I am trying to measure the runtime of the forward pass of ResNet-50 during training and during evaluation. I am running experiments on a 64-core CPU and no GPU is used. Here is the code I used.
import argparse
import time
import torch
import torch.optim as optim
import torchvision
import torchvision.datasets as datasets
import torchvision.transforms as transforms
parser = argparse.ArgumentParser()
parser.add_argument(
"--batch_size",
type=int,
default=128,
help="Batch size.",
)
parser.add_argument("--num_data", default=1024, type=int, help="Number of fake images.")
args = parser.parse_args()
train_dataset = datasets.FakeData(
args.num_data, (3, 224, 224), 1000, transforms.ToTensor()
)
train_loader = torch.utils.data.DataLoader(
train_dataset, batch_size=args.batch_size, num_workers=1, pin_memory=True
)
test_dataset = datasets.FakeData(
args.num_data, (3, 224, 224), 1000, transforms.ToTensor()
)
test_loader = torch.utils.data.DataLoader(
test_dataset, batch_size=args.batch_size, num_workers=1, pin_memory=True
)
model = torchvision.models.resnet50(pretrained=True)
optimizer = optim.SGD(model.parameters(), lr=0.01)
criterion = torch.nn.CrossEntropyLoss()
print("==================== Training ====================")
model.train()
for i, (images, target) in enumerate(train_loader):
optimizer.zero_grad()
start = time.time()
outputs = model(images)
end = time.time()
print(f"Train forward time: {(end - start) * 1000.0} ms")
loss = criterion(outputs, target)
loss.backward()
optimizer.step()
print("==================== Evaluation ====================")
model.eval()
for i, (images, target) in enumerate(test_loader):
with torch.no_grad():
start = time.time()
outputs = model(images)
end = time.time()
print(f"Eval forward time: {(end - start) * 1000.0} ms")
I noticed that if I do training first then evaluation, then a forward pass during evaluation is slightly faster than a forward pass during training, which is expected.

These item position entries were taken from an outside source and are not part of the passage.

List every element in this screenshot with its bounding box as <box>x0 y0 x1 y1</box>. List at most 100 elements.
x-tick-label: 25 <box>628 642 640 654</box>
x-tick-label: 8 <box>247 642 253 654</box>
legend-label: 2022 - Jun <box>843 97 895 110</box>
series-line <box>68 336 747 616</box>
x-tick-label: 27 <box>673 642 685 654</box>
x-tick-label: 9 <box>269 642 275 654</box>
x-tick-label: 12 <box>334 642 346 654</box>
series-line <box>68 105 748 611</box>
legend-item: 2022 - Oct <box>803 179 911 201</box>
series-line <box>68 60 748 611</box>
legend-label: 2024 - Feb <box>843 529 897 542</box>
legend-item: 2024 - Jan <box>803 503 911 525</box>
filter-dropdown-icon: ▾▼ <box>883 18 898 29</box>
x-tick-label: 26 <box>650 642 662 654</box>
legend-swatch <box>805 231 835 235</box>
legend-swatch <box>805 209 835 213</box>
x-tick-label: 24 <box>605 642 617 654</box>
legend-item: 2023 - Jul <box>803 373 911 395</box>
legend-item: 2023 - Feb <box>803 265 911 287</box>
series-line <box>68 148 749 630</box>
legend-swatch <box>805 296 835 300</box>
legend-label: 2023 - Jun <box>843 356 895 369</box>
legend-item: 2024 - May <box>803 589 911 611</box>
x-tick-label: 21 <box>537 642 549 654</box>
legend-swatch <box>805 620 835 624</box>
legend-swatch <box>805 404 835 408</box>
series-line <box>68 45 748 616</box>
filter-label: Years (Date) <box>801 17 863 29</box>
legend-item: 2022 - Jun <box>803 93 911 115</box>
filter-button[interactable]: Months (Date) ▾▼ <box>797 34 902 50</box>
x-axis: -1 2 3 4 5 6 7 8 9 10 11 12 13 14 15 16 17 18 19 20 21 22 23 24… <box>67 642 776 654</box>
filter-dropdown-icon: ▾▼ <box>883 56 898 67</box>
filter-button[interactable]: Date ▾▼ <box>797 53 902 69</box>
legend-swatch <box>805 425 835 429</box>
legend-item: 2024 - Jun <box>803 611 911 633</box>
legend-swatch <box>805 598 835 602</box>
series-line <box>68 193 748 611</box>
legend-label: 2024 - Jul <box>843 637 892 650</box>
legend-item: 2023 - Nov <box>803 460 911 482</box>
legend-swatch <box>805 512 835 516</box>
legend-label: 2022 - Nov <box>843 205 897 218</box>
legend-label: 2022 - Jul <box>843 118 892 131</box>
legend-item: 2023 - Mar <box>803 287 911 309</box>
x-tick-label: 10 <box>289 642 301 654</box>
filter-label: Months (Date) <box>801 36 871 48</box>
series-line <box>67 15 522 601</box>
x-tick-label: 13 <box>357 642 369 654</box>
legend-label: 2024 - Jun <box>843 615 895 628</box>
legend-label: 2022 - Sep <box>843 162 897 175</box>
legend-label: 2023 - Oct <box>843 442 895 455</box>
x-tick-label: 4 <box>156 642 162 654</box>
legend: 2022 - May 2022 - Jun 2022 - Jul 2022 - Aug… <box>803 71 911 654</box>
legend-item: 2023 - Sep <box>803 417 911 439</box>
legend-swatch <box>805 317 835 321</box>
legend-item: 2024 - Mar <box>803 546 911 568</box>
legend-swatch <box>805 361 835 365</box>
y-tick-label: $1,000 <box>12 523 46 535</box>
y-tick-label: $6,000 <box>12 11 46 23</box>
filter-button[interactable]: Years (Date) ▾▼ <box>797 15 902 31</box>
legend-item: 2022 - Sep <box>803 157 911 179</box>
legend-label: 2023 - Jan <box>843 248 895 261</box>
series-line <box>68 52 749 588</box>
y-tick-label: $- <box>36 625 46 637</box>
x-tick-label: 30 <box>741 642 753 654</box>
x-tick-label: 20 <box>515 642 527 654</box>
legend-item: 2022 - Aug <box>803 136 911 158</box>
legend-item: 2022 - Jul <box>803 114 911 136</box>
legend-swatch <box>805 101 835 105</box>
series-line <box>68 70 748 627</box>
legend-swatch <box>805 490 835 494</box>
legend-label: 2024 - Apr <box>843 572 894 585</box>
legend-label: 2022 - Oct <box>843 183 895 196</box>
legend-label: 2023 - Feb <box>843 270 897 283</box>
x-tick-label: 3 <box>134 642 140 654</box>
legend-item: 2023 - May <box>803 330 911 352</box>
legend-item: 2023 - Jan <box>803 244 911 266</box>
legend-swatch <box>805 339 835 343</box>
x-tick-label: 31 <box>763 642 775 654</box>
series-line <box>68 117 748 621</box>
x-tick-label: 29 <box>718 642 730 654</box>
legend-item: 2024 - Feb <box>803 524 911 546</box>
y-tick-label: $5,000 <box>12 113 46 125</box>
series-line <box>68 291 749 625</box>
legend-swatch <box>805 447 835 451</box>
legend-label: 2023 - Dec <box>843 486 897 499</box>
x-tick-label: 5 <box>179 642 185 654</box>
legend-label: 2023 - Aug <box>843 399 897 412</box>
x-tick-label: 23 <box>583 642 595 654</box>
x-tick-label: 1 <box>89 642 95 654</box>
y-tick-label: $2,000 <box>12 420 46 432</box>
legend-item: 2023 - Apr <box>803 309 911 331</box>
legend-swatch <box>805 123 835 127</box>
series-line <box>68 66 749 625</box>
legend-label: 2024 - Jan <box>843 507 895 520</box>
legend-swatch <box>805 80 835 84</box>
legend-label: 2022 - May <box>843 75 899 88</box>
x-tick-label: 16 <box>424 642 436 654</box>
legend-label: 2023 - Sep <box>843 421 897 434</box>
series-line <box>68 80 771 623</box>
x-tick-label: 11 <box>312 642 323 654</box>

The runtimes are shown below.
==================== Training ====================
Train forward time: 2100.9457111358643 ms
Train forward time: 1974.3893146514893 ms
Train forward time: 1945.4665184020996 ms
Train forward time: 1943.62211227417 ms
Train forward time: 1888.5083198547363 ms
Train forward time: 1859.039068222046 ms
Train forward time: 1811.948537826538 ms
Train forward time: 1805.4358959197998 ms
==================== Evaluation ====================
Eval forward time: 2370.067834854126 ms
Eval forward time: 2061.3937377929688 ms
Eval forward time: 1844.5143699645996 ms
Eval forward time: 1753.0148029327393 ms
Eval forward time: 1701.3907432556152 ms
Eval forward time: 1688.025712966919 ms
Eval forward time: 1813.1353855133057 ms
Eval forward time: 1647.9554176330566 ms
However, if I do evaluation only, by commenting out the training code block, then a forward pass during evaluation will be significantly slower, and even slower than a forward pass during training.
==================== Evaluation ====================
Eval forward time: 2793.8458919525146 ms
Eval forward time: 2747.8232383728027 ms
Eval forward time: 2875.753164291382 ms
Eval forward time: 2738.5916709899902 ms
Eval forward time: 2732.877016067505 ms
Eval forward time: 2838.664770126343 ms
Eval forward time: 2783.207893371582 ms
Eval forward time: 2791.349411010742 ms
It looks like doing training first could speed up the forward pass during evaluation. How is this possible?